Swiss court rules against Taiwan's name change bid

10th September 2010, Comments 0 comments

Switzerland's highest court has refused to back Taiwan's bid to get the UN standards agency ISO to change its name from "Taiwan, Province of China" to "Republic of China, Taiwan."

Taiwan expressed its "profound regret" in a statement issued Friday in Geneva, adding that it would "continue to protect its constitutional name against any erroneous designation..., through dialogue or any other necessary means."

In a ruling issued Thursday, the Swiss Federal Tribunal dismissed the appeal against the International Organization for Standization, explaining that the case did not fall under its remit as it was politically motivated.

Pointing out that the action undertaken by Taiwan was a "political claim for the existence of its independent democratic state to be recognised internationally," the tribunal ruled that the case was irrelevant in civil courts.

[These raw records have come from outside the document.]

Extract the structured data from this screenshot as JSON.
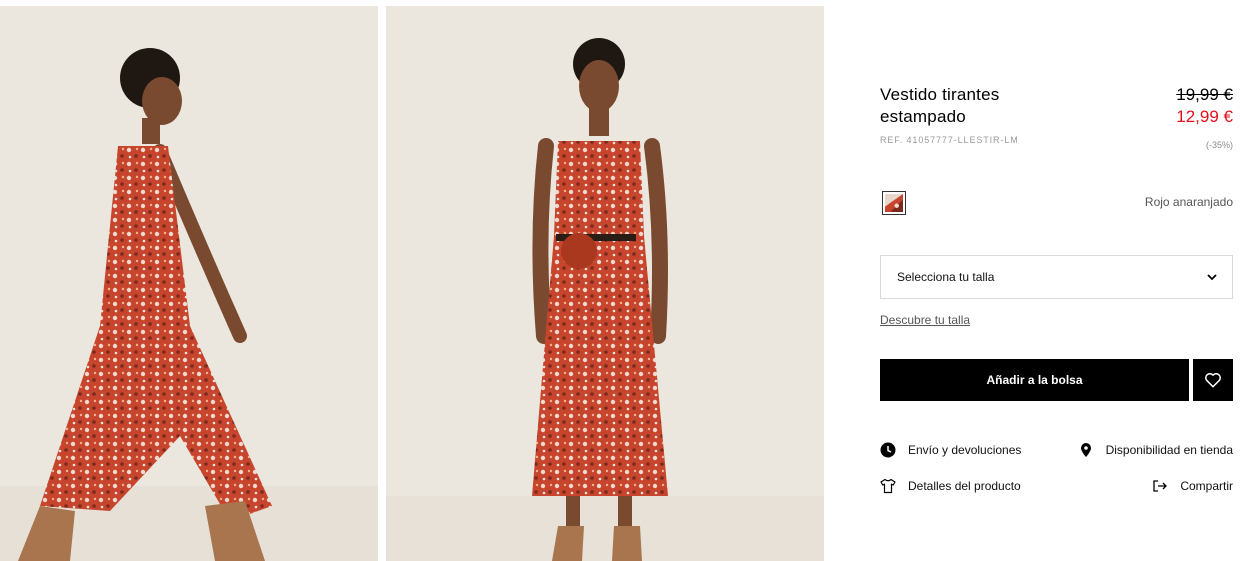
{
  "product": {
    "title": "Vestido tirantes estampado",
    "ref": "REF. 41057777-LLESTIR-LM",
    "old_price": "19,99 €",
    "new_price": "12,99 €",
    "discount": "(-35%)"
  },
  "color": {
    "name": "Rojo anaranjado",
    "swatch_icon": "print-swatch-icon"
  },
  "size": {
    "placeholder": "Selecciona tu talla",
    "discover_link": "Descubre tu talla"
  },
  "actions": {
    "add_to_bag": "Añadir a la bolsa",
    "favorite_icon": "heart-icon"
  },
  "info_links": {
    "shipping": "Envío y devoluciones",
    "availability": "Disponibilidad en tienda",
    "details": "Detalles del producto",
    "share": "Compartir"
  },
  "colors": {
    "accent_red": "#e3101e",
    "button_black": "#000000",
    "photo_bg": "#ece7de",
    "dress": "#c8452d"
  }
}
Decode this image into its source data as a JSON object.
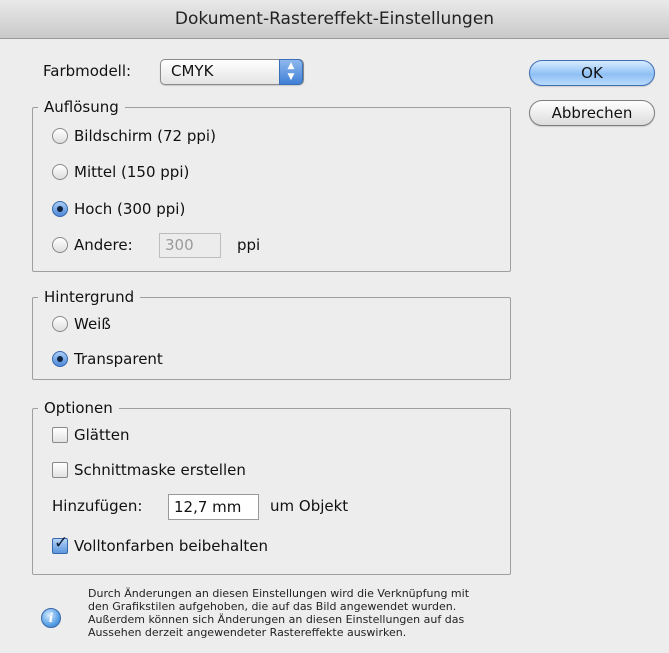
{
  "window": {
    "title": "Dokument-Rastereffekt-Einstellungen"
  },
  "color_model": {
    "label": "Farbmodell:",
    "value": "CMYK"
  },
  "buttons": {
    "ok": "OK",
    "cancel": "Abbrechen"
  },
  "resolution": {
    "legend": "Auflösung",
    "options": [
      {
        "label": "Bildschirm (72 ppi)",
        "selected": false
      },
      {
        "label": "Mittel (150 ppi)",
        "selected": false
      },
      {
        "label": "Hoch (300 ppi)",
        "selected": true
      },
      {
        "label": "Andere:",
        "selected": false
      }
    ],
    "other_value": "300",
    "other_unit": "ppi"
  },
  "background": {
    "legend": "Hintergrund",
    "options": [
      {
        "label": "Weiß",
        "selected": false
      },
      {
        "label": "Transparent",
        "selected": true
      }
    ]
  },
  "options": {
    "legend": "Optionen",
    "antialias": {
      "label": "Glätten",
      "checked": false
    },
    "clipping_mask": {
      "label": "Schnittmaske erstellen",
      "checked": false
    },
    "add_label": "Hinzufügen:",
    "add_value": "12,7 mm",
    "add_suffix": "um Objekt",
    "preserve_spot": {
      "label": "Volltonfarben beibehalten",
      "checked": true
    }
  },
  "note": {
    "icon": "info-icon",
    "lines": [
      "Durch Änderungen an diesen Einstellungen wird die Verknüpfung mit",
      "den Grafikstilen aufgehoben, die auf das Bild angewendet wurden.",
      "Außerdem können sich Änderungen an diesen Einstellungen auf das",
      "Aussehen derzeit angewendeter Rastereffekte auswirken."
    ]
  }
}
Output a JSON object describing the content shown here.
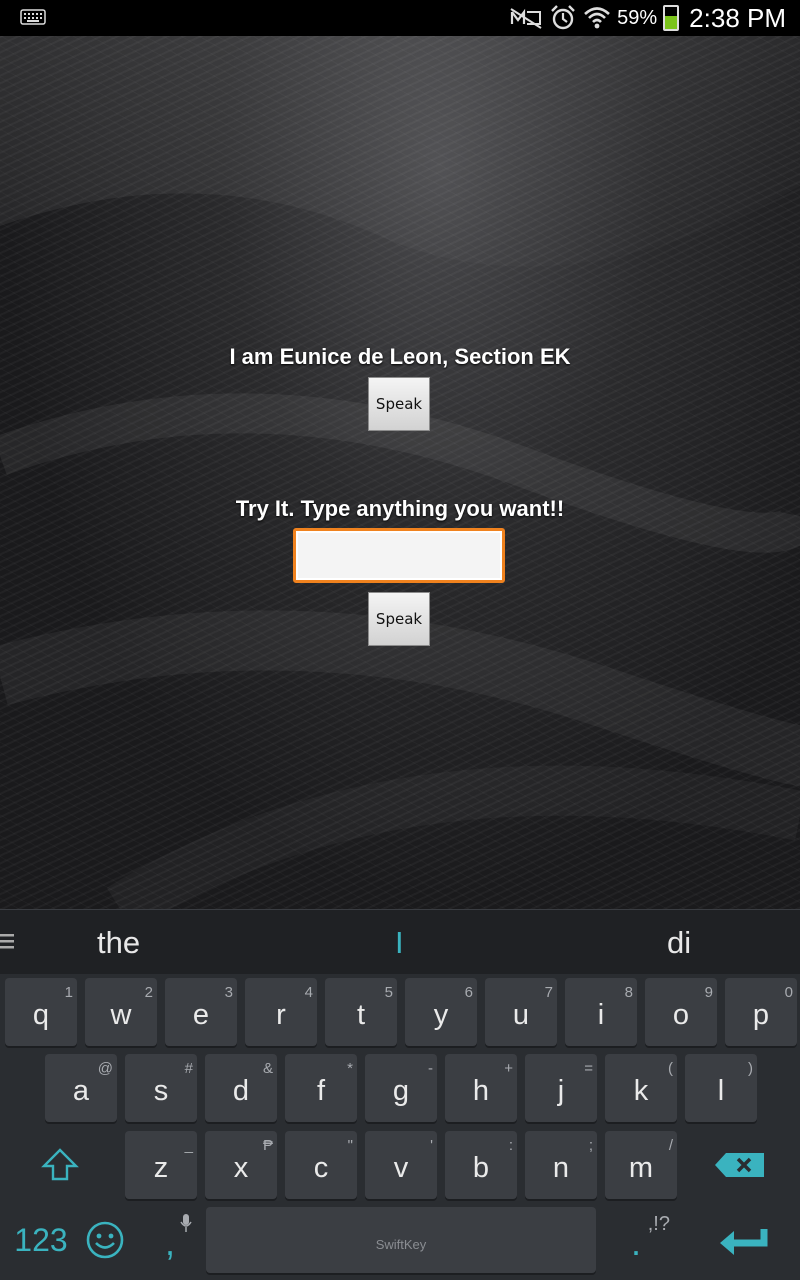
{
  "status_bar": {
    "battery_percent": "59%",
    "battery_level": 0.59,
    "time": "2:38 PM",
    "icons": [
      "keyboard-icon",
      "mute-icon",
      "alarm-icon",
      "wifi-icon",
      "battery-icon"
    ]
  },
  "app": {
    "intro_text": "I am Eunice de Leon, Section EK",
    "speak_button_1": "Speak",
    "prompt_text": "Try It. Type anything you want!!",
    "input_value": "",
    "speak_button_2": "Speak"
  },
  "keyboard": {
    "suggestions": [
      "the",
      "I",
      "di"
    ],
    "row1": [
      {
        "k": "q",
        "a": "1"
      },
      {
        "k": "w",
        "a": "2"
      },
      {
        "k": "e",
        "a": "3"
      },
      {
        "k": "r",
        "a": "4"
      },
      {
        "k": "t",
        "a": "5"
      },
      {
        "k": "y",
        "a": "6"
      },
      {
        "k": "u",
        "a": "7"
      },
      {
        "k": "i",
        "a": "8"
      },
      {
        "k": "o",
        "a": "9"
      },
      {
        "k": "p",
        "a": "0"
      }
    ],
    "row2": [
      {
        "k": "a",
        "a": "@"
      },
      {
        "k": "s",
        "a": "#"
      },
      {
        "k": "d",
        "a": "&"
      },
      {
        "k": "f",
        "a": "*"
      },
      {
        "k": "g",
        "a": "-"
      },
      {
        "k": "h",
        "a": "+"
      },
      {
        "k": "j",
        "a": "="
      },
      {
        "k": "k",
        "a": "("
      },
      {
        "k": "l",
        "a": ")"
      }
    ],
    "row3": [
      {
        "k": "z",
        "a": "_"
      },
      {
        "k": "x",
        "a": "₱"
      },
      {
        "k": "c",
        "a": "\""
      },
      {
        "k": "v",
        "a": "'"
      },
      {
        "k": "b",
        "a": ":"
      },
      {
        "k": "n",
        "a": ";"
      },
      {
        "k": "m",
        "a": "/"
      }
    ],
    "numbers_key": "123",
    "comma_key": ",",
    "period_key": ".",
    "period_alt": ",!?",
    "space_brand": "SwiftKey",
    "accent_color": "#3ab3bf"
  }
}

Taiwan lost its UN seat to China in 1971 and Beijing has thwarted all the island's previous bids to return to the world body as a full member.

The two sides split in 1949 at the end of a civil war but China still claims Taiwan as part of its territory and sees any move to seek UN membership as a step towards formal independence.

The usage of the name "Taiwan" is often also a key point of contention in the tussle between the two parties.

At the World Trade Organisation, where Taiwan is a member, the island is known as Chinese Taipei.